While the subject matter of Something I Am Not is rough and difficult, it’s vital for Christians to see what kinds of ugliness are out there, and Cher Gatto shows it without steeping us in the muck.
Why Would Anyone Want to Read Such a Heart Breaking Book?
Redemption. That’s why.
All too often, we read of abductions, of people held captive, of the ugliness of sporting events and the people treated as commodities there. We read of girls running away from home never to be seen again.
Cher Gatto tells their stories through the eyes of one young man living it–Billy. The difference is that amid the struggles and difficulties of the boy’s life, Cher adds that one element we all crave. Redemption.
My review of the book can be read HERE. Oh, and for the record?
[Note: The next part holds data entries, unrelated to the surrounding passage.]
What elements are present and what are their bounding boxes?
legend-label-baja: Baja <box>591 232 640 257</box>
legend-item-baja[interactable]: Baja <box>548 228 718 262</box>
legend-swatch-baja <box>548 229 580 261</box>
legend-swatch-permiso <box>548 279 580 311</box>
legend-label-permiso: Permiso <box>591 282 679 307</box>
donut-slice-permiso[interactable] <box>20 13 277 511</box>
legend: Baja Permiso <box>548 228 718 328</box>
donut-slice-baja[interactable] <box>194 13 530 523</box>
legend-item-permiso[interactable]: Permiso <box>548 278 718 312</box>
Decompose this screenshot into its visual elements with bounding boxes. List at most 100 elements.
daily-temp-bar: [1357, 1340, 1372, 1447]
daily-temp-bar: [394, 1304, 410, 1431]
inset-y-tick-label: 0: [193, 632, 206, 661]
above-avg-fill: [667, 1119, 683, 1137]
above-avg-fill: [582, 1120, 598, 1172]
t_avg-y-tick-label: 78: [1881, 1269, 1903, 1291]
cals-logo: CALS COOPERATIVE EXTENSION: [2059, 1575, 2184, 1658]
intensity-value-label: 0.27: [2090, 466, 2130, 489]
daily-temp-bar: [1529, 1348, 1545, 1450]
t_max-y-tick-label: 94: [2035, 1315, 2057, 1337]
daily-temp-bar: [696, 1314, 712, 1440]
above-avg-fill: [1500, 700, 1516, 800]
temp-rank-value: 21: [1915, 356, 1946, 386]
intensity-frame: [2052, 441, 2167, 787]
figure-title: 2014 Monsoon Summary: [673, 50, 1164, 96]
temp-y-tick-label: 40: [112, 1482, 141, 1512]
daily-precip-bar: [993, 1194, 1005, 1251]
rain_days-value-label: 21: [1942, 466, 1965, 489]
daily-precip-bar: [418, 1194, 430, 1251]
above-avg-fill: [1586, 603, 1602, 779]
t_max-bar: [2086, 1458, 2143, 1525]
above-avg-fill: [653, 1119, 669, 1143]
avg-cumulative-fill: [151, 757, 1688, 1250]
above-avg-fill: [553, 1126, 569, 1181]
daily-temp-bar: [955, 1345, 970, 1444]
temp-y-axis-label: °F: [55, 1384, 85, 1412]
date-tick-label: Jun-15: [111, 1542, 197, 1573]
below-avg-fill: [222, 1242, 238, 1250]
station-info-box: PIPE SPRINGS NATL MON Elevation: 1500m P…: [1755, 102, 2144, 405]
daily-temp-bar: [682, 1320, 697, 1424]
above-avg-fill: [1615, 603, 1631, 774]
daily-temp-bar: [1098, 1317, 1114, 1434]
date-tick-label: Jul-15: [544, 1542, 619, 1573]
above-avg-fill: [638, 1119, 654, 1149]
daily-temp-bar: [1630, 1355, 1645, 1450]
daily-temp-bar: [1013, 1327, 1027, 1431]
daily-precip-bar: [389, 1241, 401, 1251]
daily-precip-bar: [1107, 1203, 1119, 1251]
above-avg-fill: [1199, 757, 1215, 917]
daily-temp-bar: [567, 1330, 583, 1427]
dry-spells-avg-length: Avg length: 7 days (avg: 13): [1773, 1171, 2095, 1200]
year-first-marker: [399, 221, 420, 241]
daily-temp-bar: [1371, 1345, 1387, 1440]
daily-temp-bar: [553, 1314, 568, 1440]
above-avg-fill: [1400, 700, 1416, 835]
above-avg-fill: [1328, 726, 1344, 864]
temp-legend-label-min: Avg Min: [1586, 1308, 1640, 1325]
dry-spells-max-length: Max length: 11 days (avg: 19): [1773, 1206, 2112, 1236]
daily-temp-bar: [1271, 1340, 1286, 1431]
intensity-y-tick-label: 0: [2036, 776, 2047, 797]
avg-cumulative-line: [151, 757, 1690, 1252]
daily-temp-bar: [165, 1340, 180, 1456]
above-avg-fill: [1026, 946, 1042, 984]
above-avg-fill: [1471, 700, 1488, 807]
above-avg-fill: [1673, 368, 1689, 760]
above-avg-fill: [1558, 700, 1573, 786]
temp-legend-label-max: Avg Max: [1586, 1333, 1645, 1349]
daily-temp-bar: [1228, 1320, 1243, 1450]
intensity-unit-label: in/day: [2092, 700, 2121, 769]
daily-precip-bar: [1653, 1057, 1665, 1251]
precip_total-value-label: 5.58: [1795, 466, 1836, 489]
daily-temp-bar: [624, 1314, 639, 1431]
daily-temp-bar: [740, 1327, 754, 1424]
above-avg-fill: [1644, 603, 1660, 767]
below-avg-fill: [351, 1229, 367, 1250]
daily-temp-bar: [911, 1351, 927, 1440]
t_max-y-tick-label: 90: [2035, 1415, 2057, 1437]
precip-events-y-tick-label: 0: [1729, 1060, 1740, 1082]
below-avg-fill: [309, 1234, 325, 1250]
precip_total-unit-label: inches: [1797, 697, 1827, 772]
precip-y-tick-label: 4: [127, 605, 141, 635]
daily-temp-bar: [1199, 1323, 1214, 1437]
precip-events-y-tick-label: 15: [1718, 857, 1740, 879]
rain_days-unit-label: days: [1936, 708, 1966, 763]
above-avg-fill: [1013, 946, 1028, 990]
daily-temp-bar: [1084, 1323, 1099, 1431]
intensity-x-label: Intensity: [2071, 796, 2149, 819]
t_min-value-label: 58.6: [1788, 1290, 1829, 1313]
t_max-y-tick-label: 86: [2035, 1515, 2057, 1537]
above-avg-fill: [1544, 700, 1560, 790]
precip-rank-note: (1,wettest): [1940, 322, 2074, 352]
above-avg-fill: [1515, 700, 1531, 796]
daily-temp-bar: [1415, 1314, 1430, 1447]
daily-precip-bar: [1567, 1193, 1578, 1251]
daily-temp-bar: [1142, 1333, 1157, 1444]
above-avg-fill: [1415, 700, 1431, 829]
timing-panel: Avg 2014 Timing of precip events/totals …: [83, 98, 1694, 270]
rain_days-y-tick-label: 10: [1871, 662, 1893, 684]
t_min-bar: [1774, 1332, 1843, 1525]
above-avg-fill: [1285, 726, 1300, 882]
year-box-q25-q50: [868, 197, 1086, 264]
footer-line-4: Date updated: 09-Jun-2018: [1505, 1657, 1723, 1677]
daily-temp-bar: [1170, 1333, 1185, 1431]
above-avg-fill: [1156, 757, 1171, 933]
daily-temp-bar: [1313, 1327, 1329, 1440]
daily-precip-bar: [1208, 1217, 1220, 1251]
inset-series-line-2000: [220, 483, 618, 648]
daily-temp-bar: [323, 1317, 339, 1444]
However I disagree with myself. I didn’t love the book then. I remember loving it now. That says something about the book’s long-term impact on the reader’s life!
Am I eager to read the sequel? You betcha.
Cher is working on a few other projects.
First, a book hopefully coming out this November, Regent. Whoa does it sound amazing. And a Southern mystery? Sign me up and take my money, please. I mean, come on!
You can find out more about her and her upcoming projects, as well as view the awesome trailers on her WEBSITE.
2020 Christian Indie Award for Best YA; 2020 Carol Finalist for Best YA
SOMETHING I AM NOT is a powerful look at the insidious world of human trafficking right in our own backyard, and the redemptive story of a young man’s fight to get out.
A father who never loved him … A woman who stole his worth … And the brother he couldn’t protect.
Where does someone run in the face of his deepest shame?
Billy McQueen works hard to keep his life together … and concealed. At seventeen, he dreams of an escape from the barroom, his father’s manipulation, and the advances of his father’s girlfriend. However, on his eighteenth birthday, Billy is introduced to a younger brother he never knew he had. An eight-year-old who is barely capable of navigating the corrupt world of his father’s boxing club.
In order to secure his own freedom, Billy must fight for it. But to save his little brother who is next in line for the slave trade … he must die for it.
Written for the General Market (G): Contains little or no explicit sex or strong language. However, mature themes are more appropriate for older young adult/ adult audiences.